Kirby v Carlo's Bakery 42nd & 8th LLC |
2023 NY Slip Op 00059 [212 AD3d 441] |
January 10, 2023 |
Appellate Division, First Department |
Published by New York State Law Reporting Bureau pursuant to Judiciary Law § 431. |
Chontay Kirby, Appellant, v Carlo's Bakery 42nd & 8th LLC et al., Respondents. |
Bergstein and Ullrich, New Paltz (Stephen Bergstein of counsel), for appellant.
Litchfield Cavo LLP, New York (Joseph Dimitrov of counsel), for respondents.
Order, Supreme Court, New York County (Nancy M. Bannon, J.), entered March 28, 2022, which granted defendants' motion to dismiss the first through fourth causes of action, unanimously reversed, on the law, without costs, the motion denied, and those causes of action reinstated.
Although plaintiff's first cause of action is labeled as one for "hostile workplace," Supreme Court was not bound by that designation and plaintiff has sufficiently stated a cause of action for employment discrimination under both the New York State and New York City Human Rights Laws (see Matter of Local 621 v New York City Dept. of Transp., 178 AD3d 78, 81 [1st Dept 2019], lv dismissed 35 NY3d 1106 [2020]; Vig v New York Hairspray Co., L.P., 67 AD3d 140, 145 [1st Dept 2009]). Plaintiff alleges that she is a member of a protected class; that she was qualified for the position by, among other things, having a decade of experience in leadership roles; and that she was subject to an adverse employment action under circumstances giving rise to an inference of discrimination (Moore v Bronx-Lebanon Hosp., 50 AD3d 286, 286 [1st Dept 2008]). Specifically, plaintiff, a Black woman, alleges that her supervisor, defendant John Pernini, irritated that she had telephoned Human Resources for advice, allegedly stated to her the night before her termination, "Why did you call HR? Blacks . . . I should have never hired her."

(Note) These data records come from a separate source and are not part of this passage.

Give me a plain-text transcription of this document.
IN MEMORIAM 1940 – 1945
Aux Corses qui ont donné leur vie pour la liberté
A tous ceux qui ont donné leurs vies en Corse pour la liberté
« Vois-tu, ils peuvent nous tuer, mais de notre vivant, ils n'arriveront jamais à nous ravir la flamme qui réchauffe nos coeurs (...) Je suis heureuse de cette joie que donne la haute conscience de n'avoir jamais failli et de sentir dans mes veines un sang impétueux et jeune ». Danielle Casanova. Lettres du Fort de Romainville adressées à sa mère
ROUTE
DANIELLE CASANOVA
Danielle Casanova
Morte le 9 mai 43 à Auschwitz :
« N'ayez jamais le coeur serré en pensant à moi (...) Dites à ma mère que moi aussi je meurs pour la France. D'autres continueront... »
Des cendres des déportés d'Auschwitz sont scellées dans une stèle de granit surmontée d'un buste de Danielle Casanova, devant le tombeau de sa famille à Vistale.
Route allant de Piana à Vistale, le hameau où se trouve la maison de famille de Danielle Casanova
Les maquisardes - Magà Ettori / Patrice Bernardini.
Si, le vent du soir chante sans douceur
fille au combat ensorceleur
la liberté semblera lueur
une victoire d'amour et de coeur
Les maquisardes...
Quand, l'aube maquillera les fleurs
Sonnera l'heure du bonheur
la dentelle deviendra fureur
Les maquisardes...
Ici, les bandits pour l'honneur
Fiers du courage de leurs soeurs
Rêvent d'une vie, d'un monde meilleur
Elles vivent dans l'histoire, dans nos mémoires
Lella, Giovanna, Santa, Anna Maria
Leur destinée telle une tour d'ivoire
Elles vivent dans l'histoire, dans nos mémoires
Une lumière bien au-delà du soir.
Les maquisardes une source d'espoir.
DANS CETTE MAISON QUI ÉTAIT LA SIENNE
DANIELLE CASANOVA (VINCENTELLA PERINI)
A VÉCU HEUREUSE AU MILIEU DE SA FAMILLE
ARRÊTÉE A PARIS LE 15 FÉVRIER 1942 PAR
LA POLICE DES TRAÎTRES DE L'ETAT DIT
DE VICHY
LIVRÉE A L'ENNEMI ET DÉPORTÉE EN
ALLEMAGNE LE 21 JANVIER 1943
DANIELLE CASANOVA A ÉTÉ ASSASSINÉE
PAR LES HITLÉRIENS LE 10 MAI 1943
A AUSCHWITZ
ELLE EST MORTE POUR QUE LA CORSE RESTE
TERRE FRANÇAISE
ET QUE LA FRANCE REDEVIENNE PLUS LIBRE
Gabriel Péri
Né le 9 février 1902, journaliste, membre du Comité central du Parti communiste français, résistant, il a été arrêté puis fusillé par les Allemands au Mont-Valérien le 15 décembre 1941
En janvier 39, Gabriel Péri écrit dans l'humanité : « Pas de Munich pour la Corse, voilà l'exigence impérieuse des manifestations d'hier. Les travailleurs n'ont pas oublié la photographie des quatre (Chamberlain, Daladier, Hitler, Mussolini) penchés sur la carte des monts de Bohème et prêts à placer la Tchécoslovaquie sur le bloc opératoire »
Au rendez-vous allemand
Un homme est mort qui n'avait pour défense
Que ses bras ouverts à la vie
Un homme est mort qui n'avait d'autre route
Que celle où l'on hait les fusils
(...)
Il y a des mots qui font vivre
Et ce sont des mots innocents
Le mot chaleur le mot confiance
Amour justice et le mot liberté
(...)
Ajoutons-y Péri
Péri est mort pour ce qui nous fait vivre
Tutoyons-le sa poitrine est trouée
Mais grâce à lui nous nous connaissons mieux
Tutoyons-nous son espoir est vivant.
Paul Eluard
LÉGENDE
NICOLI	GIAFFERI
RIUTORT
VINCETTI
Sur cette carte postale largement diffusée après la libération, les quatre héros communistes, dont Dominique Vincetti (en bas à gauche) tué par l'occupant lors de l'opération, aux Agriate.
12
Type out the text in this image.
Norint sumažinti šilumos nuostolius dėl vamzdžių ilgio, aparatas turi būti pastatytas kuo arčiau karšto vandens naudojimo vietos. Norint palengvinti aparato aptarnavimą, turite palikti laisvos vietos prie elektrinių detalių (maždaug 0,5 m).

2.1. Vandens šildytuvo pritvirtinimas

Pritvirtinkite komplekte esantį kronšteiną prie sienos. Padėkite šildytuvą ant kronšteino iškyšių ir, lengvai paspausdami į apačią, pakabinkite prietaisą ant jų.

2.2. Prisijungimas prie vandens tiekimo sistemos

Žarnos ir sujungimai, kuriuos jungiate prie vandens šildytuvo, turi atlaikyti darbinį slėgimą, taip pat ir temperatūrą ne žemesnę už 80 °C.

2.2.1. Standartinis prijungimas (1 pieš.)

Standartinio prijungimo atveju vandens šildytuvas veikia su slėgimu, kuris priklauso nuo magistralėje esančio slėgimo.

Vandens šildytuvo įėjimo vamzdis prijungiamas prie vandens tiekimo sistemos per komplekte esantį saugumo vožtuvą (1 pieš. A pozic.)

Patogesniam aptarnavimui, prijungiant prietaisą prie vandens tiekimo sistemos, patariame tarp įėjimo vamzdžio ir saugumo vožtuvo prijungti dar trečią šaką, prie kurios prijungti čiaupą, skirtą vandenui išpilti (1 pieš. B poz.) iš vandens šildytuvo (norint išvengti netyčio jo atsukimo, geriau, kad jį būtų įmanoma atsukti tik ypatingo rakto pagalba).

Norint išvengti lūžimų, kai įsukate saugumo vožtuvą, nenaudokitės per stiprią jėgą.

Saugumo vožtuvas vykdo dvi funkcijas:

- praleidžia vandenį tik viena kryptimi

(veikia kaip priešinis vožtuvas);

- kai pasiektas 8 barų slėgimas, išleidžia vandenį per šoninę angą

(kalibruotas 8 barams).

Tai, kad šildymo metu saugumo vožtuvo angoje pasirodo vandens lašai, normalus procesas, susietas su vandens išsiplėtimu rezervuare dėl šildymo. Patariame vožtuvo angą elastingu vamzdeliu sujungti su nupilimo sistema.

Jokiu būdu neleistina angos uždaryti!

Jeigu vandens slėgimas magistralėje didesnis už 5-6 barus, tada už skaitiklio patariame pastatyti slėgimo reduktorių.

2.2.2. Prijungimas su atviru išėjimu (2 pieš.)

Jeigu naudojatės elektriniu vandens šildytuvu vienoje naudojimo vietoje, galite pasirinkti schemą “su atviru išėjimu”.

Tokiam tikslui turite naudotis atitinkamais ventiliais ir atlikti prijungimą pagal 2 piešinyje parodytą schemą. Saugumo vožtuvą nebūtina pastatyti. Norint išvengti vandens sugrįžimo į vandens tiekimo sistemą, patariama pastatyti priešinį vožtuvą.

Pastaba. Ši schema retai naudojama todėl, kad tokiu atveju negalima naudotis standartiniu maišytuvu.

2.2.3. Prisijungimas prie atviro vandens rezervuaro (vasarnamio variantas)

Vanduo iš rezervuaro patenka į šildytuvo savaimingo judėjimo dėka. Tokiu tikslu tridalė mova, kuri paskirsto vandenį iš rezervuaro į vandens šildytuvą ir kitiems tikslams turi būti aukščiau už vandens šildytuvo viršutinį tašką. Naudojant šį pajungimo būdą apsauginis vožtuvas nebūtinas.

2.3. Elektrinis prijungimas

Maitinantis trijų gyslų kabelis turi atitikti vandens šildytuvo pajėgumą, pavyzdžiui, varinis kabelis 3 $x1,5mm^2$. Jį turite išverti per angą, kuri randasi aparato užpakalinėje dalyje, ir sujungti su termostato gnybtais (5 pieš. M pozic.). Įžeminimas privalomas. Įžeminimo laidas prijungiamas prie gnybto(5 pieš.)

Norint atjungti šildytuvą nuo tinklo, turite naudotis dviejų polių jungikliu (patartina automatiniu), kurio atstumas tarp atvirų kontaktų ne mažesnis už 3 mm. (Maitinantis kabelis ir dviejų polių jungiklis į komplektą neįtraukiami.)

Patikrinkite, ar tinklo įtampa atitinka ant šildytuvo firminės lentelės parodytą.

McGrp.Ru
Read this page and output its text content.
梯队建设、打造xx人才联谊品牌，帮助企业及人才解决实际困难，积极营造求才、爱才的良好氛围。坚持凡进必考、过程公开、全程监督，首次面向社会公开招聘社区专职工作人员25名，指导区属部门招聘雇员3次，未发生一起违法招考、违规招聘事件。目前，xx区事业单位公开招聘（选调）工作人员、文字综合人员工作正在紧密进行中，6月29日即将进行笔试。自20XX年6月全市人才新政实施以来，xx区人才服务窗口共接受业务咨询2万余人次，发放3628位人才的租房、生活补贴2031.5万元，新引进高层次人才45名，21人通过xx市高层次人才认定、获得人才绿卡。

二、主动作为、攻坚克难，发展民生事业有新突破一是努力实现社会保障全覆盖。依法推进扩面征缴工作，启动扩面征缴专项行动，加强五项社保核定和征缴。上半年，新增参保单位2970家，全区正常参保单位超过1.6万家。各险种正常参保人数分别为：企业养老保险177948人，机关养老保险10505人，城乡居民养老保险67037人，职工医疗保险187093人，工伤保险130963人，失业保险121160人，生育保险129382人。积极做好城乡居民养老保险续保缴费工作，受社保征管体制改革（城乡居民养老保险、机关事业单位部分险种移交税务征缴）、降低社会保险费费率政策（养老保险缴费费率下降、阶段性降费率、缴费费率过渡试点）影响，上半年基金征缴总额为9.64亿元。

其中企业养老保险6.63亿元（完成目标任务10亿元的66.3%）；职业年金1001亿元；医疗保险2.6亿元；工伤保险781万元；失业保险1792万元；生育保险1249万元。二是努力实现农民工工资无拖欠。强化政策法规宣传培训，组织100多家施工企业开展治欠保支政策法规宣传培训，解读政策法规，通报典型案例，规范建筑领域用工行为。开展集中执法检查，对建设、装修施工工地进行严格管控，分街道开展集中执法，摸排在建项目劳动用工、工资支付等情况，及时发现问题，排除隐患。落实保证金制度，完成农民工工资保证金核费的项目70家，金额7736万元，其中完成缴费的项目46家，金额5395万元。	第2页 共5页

In addition, affording plaintiff the benefit of every possible favorable inference, we find that she has sufficiently stated a claim for unpaid overtime under the Labor Law by alleging that she worked more than 40 hours per week and that defendants never paid her for the overtime (CPLR 3013; see Gutierrez v Bactolac Pharm., Inc., 210 AD3d 746 [2d Dept 2022]; V. Groppa Pools, Inc. v Massello, 106 AD3d 723, 724 [2d Dept 2013]).
Plaintiff's claim based on defendants' failure to pay her weekly also is sufficiently pleaded, as she alleges that she was a nonexempt employee under Labor Law § 190, and that defendants were required to pay her each week as a manual worker under Labor Law § 191. Further, plaintiff submitted an affidavit explaining her job duties in greater detail—for example, she stated that she was responsible for opening and closing the store, sorting and moving inventory, cleaning the store, and waiting on customers—and stating that she spent more than 25% of her working time performing physical labor. To the extent the complaint omits an explanation of the nature of plaintiff's work, this affidavit properly fills any defects in the complaint (see Leon v Martinez, 84 NY2d 83, 88 [1994]).
Plaintiff also states a claim based on defendants' failure to give her a wage notice in accordance with Labor Law § 195 (1) (a) by alleging that defendants failed to give her a notice apprising her of her regular pay day. Concur—Acosta, P.J., Webber, Moulton, Shulman, Higgitt, JJ.